05 octobre 2009
Paresseuse!
Je suis paresseuse. Oisive. Ma vie est pleine de langueur et de bienteur. C'est, paraît-il, dans ma nature de Balance (j'entends déjà l'Homme sourire....). Je me lève le matin en me réjouissant du soir où j'irai, avec délice, rejoindre Morphée en son royaume. Mais pas seulement. La journée, lorsque j'ai congé, j'aime ne rien faire, m'enfouir sous ma couette et rêvasser. Je me délecte des heures passées à flâner , à me prommener sans but, l'ipod vissé dans les conduits auditifs de mes deux oreilles. J'adore également traîner chez moi en tenue légère avec un bon livre ou cherchant des idées pour mon futur-roman-que-je terminerai-d'écrire-un-jour. Si je le peux, je ne me lève jamais avant 10h00 du matin car l'aurore est le moment de la journée qui m'intéresse le moins. Mes nuits sont faites de rêves étranges et rocambolesques où tout est possible. Mes journées se limitent à la clarté du soleil car lorsque la nuit tombe, je m'éteint.
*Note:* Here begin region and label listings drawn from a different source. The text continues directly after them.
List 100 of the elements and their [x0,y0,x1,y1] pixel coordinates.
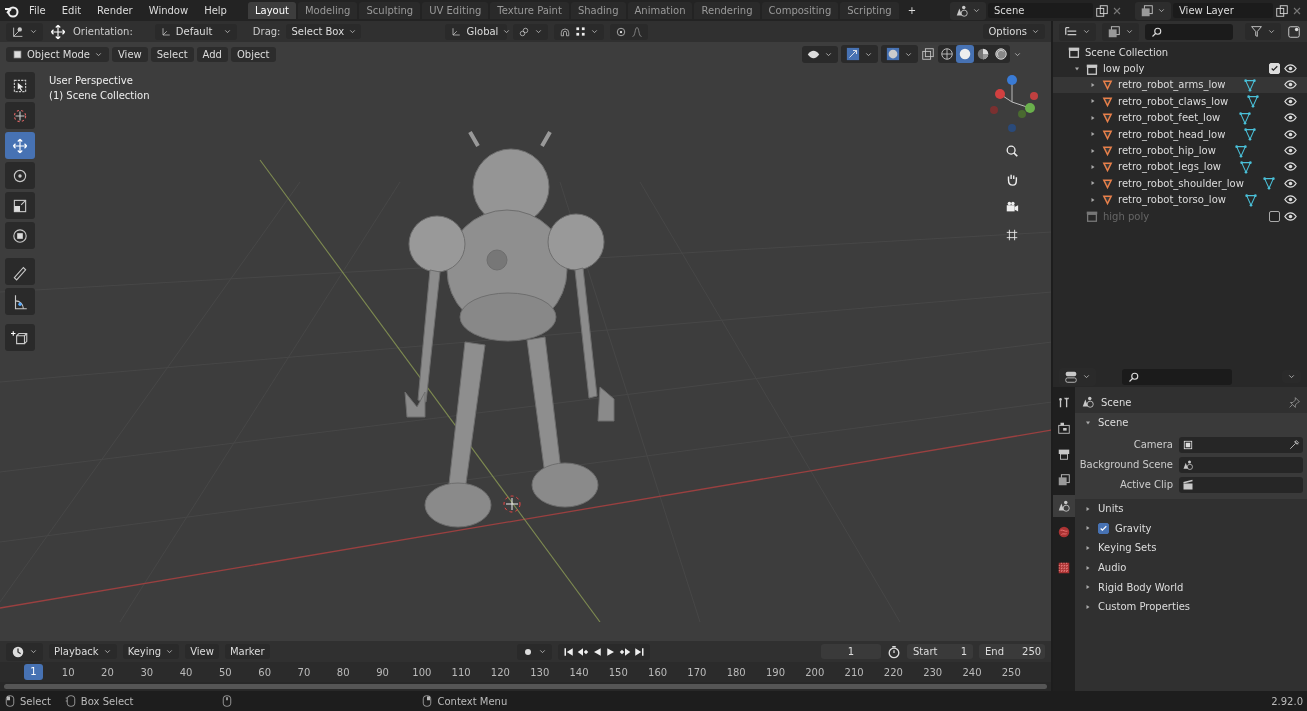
eye-icon[interactable] [1284,111,1297,125]
menu-item[interactable]: File [22,3,53,18]
current-frame-field[interactable]: 1 [821,644,881,659]
mesh-data-icon[interactable] [1246,94,1261,109]
object-label[interactable]: retro_robot_hip_low [1118,145,1216,157]
menu-item[interactable]: Object [230,46,276,62]
outliner-row[interactable]: retro_robot_legs_low [1053,158,1307,176]
menu-item[interactable]: View [185,644,219,659]
scene-field[interactable] [1179,456,1303,473]
menu-item[interactable]: Edit [54,3,89,18]
object-label[interactable]: retro_robot_arms_low [1118,79,1226,91]
copy-icon[interactable] [1095,3,1109,18]
menu-item[interactable]: Add [196,46,228,62]
workspace-tab[interactable]: Rendering [694,2,760,19]
shading-button[interactable] [992,45,1010,63]
pin-icon[interactable] [1288,395,1301,409]
menu-item[interactable]: Keying [122,644,180,659]
keying-dropdown[interactable] [516,643,552,660]
pivot-dropdown[interactable] [513,23,549,40]
collection-row[interactable]: low poly [1053,60,1307,77]
workspace-tab[interactable]: UV Editing [422,2,489,19]
workspace-tab[interactable]: Animation [627,2,693,19]
jump-start-icon[interactable] [562,645,575,658]
shading-button[interactable] [938,45,956,63]
tool-button[interactable] [5,222,35,249]
menu-item[interactable]: Help [197,3,234,18]
mesh-data-icon[interactable] [1243,127,1258,142]
mesh-data-icon[interactable] [1243,77,1258,92]
start-frame-field[interactable]: Start 1 [907,644,973,659]
camera-field[interactable] [1179,436,1303,453]
jump-end-icon[interactable] [632,645,645,658]
outliner-row[interactable]: retro_robot_torso_low [1053,191,1307,208]
menu-item[interactable]: Playback [49,644,117,659]
eye-icon[interactable] [1284,176,1297,190]
eye-icon[interactable] [1284,78,1297,92]
drag-dropdown[interactable]: Select Box [286,24,362,39]
menu-item[interactable]: Window [141,3,196,18]
filter-button[interactable] [1245,23,1281,40]
end-frame-field[interactable]: End 250 [979,644,1045,659]
playback-controls[interactable] [557,643,650,660]
workspace-tab[interactable]: Sculpting [359,2,421,19]
eye-icon[interactable] [1284,62,1297,76]
view-layer-field[interactable]: View Layer [1173,3,1273,18]
move-gizmo-icon[interactable] [49,22,67,41]
scene-field[interactable]: Scene [988,3,1093,18]
new-collection-icon[interactable] [1287,24,1301,39]
eye-icon[interactable] [1284,94,1297,108]
panel-header[interactable]: Keying Sets [1098,542,1157,554]
overlays-dropdown[interactable] [881,45,918,63]
visibility-dropdown[interactable] [802,45,838,63]
collection-label[interactable]: low poly [1103,63,1145,75]
mesh-data-icon[interactable] [1243,192,1258,207]
tool-button[interactable] [5,132,35,159]
search-field[interactable] [1122,368,1232,385]
panel-header[interactable]: Gravity [1115,522,1152,534]
workspace-tab[interactable]: Modeling [297,2,358,19]
tool-button[interactable] [5,162,35,189]
panel-header[interactable]: Units [1098,503,1124,515]
stopwatch-icon[interactable] [887,644,901,659]
tool-button[interactable] [5,288,35,315]
panel-header[interactable]: Audio [1098,562,1127,574]
workspace-tab[interactable]: Layout [247,2,296,19]
menu-item[interactable]: View [112,46,148,62]
eye-icon[interactable] [1284,144,1297,158]
tool-button[interactable] [5,192,35,219]
panel-header[interactable]: Rigid Body World [1098,581,1184,593]
add-workspace-button[interactable]: + [900,3,924,18]
outliner-row[interactable]: retro_robot_shoulder_low [1053,175,1307,192]
mesh-data-icon[interactable] [1238,159,1253,174]
scrollbar[interactable] [4,684,1047,689]
object-label[interactable]: retro_robot_feet_low [1118,112,1221,124]
proportional-dropdown[interactable] [610,23,649,40]
editor-type-button[interactable] [6,22,43,41]
shading-button[interactable] [956,45,974,63]
mesh-data-icon[interactable] [1261,176,1276,191]
workspace-tab[interactable]: Compositing [761,2,839,19]
outliner-row[interactable]: retro_robot_head_low [1053,125,1307,143]
object-label[interactable]: retro_robot_legs_low [1118,161,1221,173]
options-dropdown[interactable]: Options [983,24,1045,39]
checkbox[interactable] [1098,522,1109,534]
current-frame-marker[interactable]: 1 [24,664,43,680]
display-mode-button[interactable] [1102,22,1139,41]
workspace-tab[interactable]: Texture Paint [490,2,569,19]
mesh-data-icon[interactable] [1233,143,1248,158]
outliner-row[interactable]: retro_robot_feet_low [1053,109,1307,126]
mesh-data-icon[interactable] [1238,110,1253,125]
tool-button[interactable] [5,258,35,285]
gizmo-dropdown[interactable] [841,45,878,63]
panel-header[interactable]: Custom Properties [1098,601,1191,613]
object-label[interactable]: retro_robot_torso_low [1118,194,1226,206]
xray-icon[interactable] [921,47,935,61]
properties-tab[interactable] [1053,495,1075,517]
mode-dropdown[interactable]: Object Mode [6,46,109,62]
eye-icon[interactable] [1284,127,1297,141]
orientation-dropdown[interactable]: Default [154,23,237,40]
outliner-row[interactable]: retro_robot_arms_low [1053,76,1307,94]
clip-field[interactable] [1179,476,1303,493]
outliner-row[interactable]: retro_robot_hip_low [1053,142,1307,159]
tool-button[interactable] [5,324,35,351]
object-label[interactable]: retro_robot_claws_low [1118,95,1229,107]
Or, la paresse est, dit-on, un des sept pêchés capitaux. Et bien dans ce cas, je veux bien brûler en enfer si c'est le prix à payer pour continuer à profiter de la douceur de vivre qui est la mienne. Paresser est un luxe que peu d'entre nous peuvent se permettre sur cette Terre et ça, il ne faut pas l'oublier. Je compte donc boire le contenu du calice jusqu'à sa lie, délicieuse et enivrante.
A vous, donc, qui vous reconnaîtrez dans ce portait, j'adresse un salut tout particulier. Que tous les paresseux de la planète puissent continuer, tout simplement, à jouir de l'instant.
27 septembre 2009
Et Dieu créa le Tchaï Latte.....
Moi qui ne suis pas trop versée histoire biblique, je sais tout de même que, quand Dieu créa le monde, il avait prévu un jour pour que toutes ses p'tites brebis égarées puissent se reposer. Mais, et c'est là que ça devient fabuleux, Dieu a également créé le Tchaï Latte. Enfin, Dieu ou Krishna, on sait pas trop vu que ce brevage divin nous vient d'Inde (oui, Monsieur, oui, Madame). Donc, vous n'imaginez pas ma surprise quand j'ai découvert que ce n'était pas le Starbucks qui avait inventé cette délicieuse boisson.
Bref, toujours est-il que, d'où qu'il soit issu, le Tchaï Latte n'en fini pas de faire mon bonheur. Et, je vous vois venir, dans sa version "non fat", c'est carrément l'extase!
Oh nectar divin, oh bonheur liquide! Le Tchaï Latte m'éveille, me stimule, m'étourdis les sens et calme mon appétit d'ogre. Il n'est pas de moment comparable à ces aprés-midi d'hiver passés au Starbucks avec mes meilleures amies à nous délecter de sa vivifaite chaleur et de son goût unique.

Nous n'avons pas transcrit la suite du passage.